Swarms are great for drawing comb, then I kill the queens and replace or unite with my own bees. I really do disagree with our association and members giving swarms to new keepers and those that find numerous swarm cells making up nucs to give away. All this does is increase the number of swarmy bees. I only make nucs up from colonies I have to force to make queen cells. But this year looking back at last years records I have been as much as 6 weeks later doing first inspections. My use of pollen subs has allowed the bees to grow very well despite the freezing wet spring but judging space has been very difficult, until the last 2 weeks I hadn't done an inspection above 12c and I personally do very much believe that space is a very important factor in swarm prevention. Last year I only had 2 colonies swarm, this year its tripled but no forage all spring then 2 weeks of flow they have filled every cell available with pollen or nectar and queens have been shut down for space and to make things worse I have restricted supers to make them cap the honey as every farmer is growing OSR this year and every colony is rammed with bees. LOL...Never 2 years the same. 11 years in and I still don't know what I am doing...
Similar this year for me I went double brood and honey super very early.I can barely lift most of the Brood boxes now and there's very few dry cells.

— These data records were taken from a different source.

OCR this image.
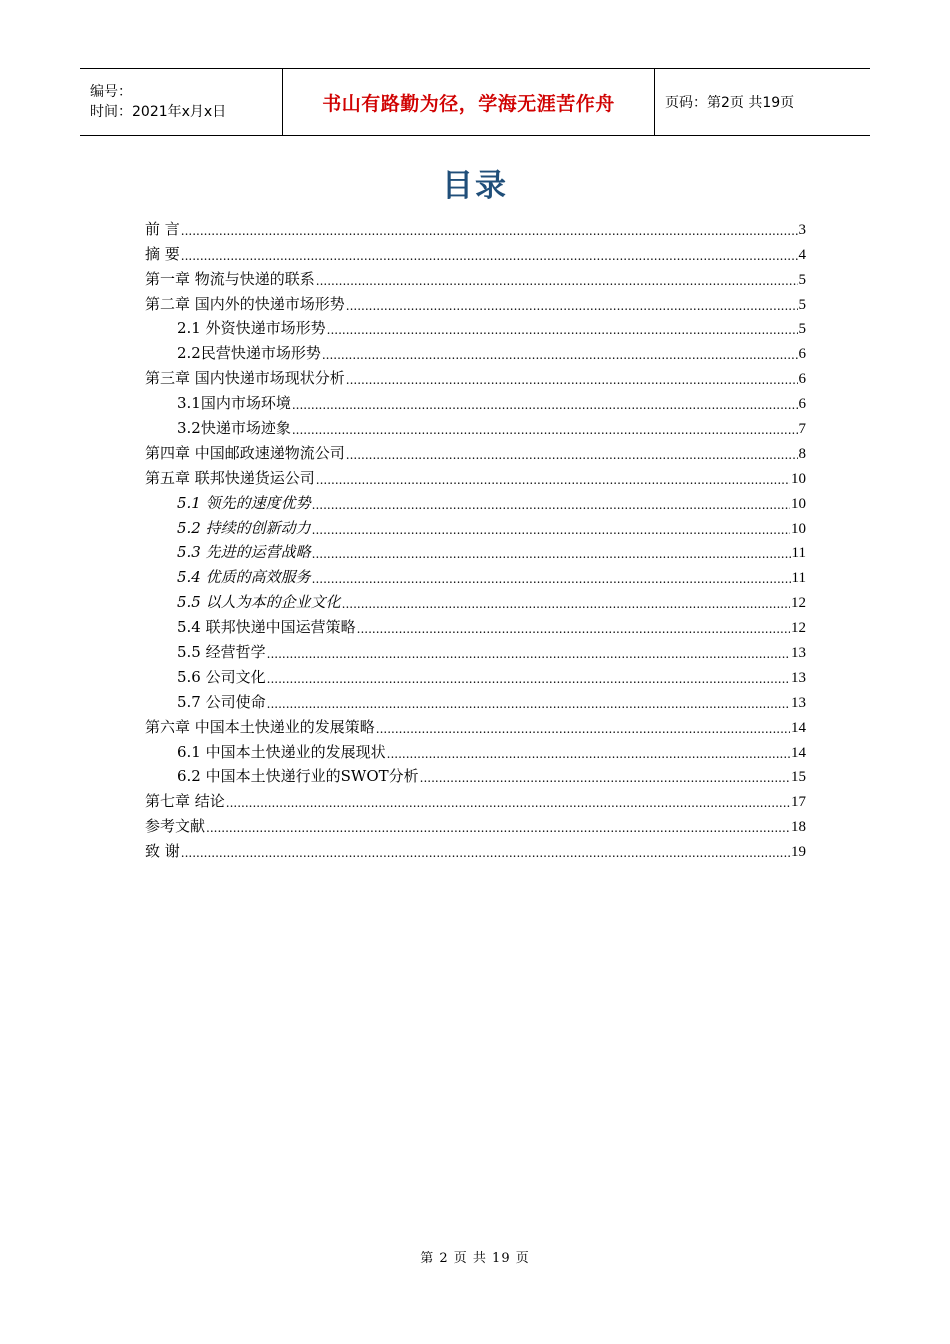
编号：
时间：2021年x月x日	书山有路勤为径，学海无涯苦作舟	页码：第2页 共19页
目录
前 言 .....	3
摘 要 .....	4
第一章 物流与快递的联系 .....	5
第二章 国内外的快递市场形势 .....	5
2.1 外资快递市场形势 .....	5
2.2民营快递市场形势 .....	6
第三章 国内快递市场现状分析 .....	6
3.1国内市场环境 .....	6
3.2快递市场迹象 .....	7
第四章 中国邮政速递物流公司 .....	8
第五章 联邦快递货运公司 .....	10
5.1 领先的速度优势 .....	10
5.2 持续的创新动力 .....	10
5.3 先进的运营战略 .....	11
5.4 优质的高效服务 .....	11
5.5 以人为本的企业文化 .....	12
5.4 联邦快递中国运营策略 .....	12
5.5 经营哲学 .....	13
5.6 公司文化 .....	13
5.7 公司使命 .....	13
第六章 中国本土快递业的发展策略 .....	14
6.1 中国本土快递业的发展现状 .....	14
6.2 中国本土快递行业的SWOT分析 .....	15
第七章 结论 .....	17
参考文献 .....	18
致 谢 .....	19
第 2 页 共 19 页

I've taken out some clogged frames and put in foundation (ended up having to buy more last week) with the hope that they might burn off some stores drawing it but the new frames are being filled in the process.
This afternoon I will be doing some foundationless super frames as they've filled all my drawn comb,and drawn the pack of foundation I bought as an emergency.
Hate to say it but here's hoping for June Gap....
The only ones that haven't tried to swarm are the '22 buckfasts.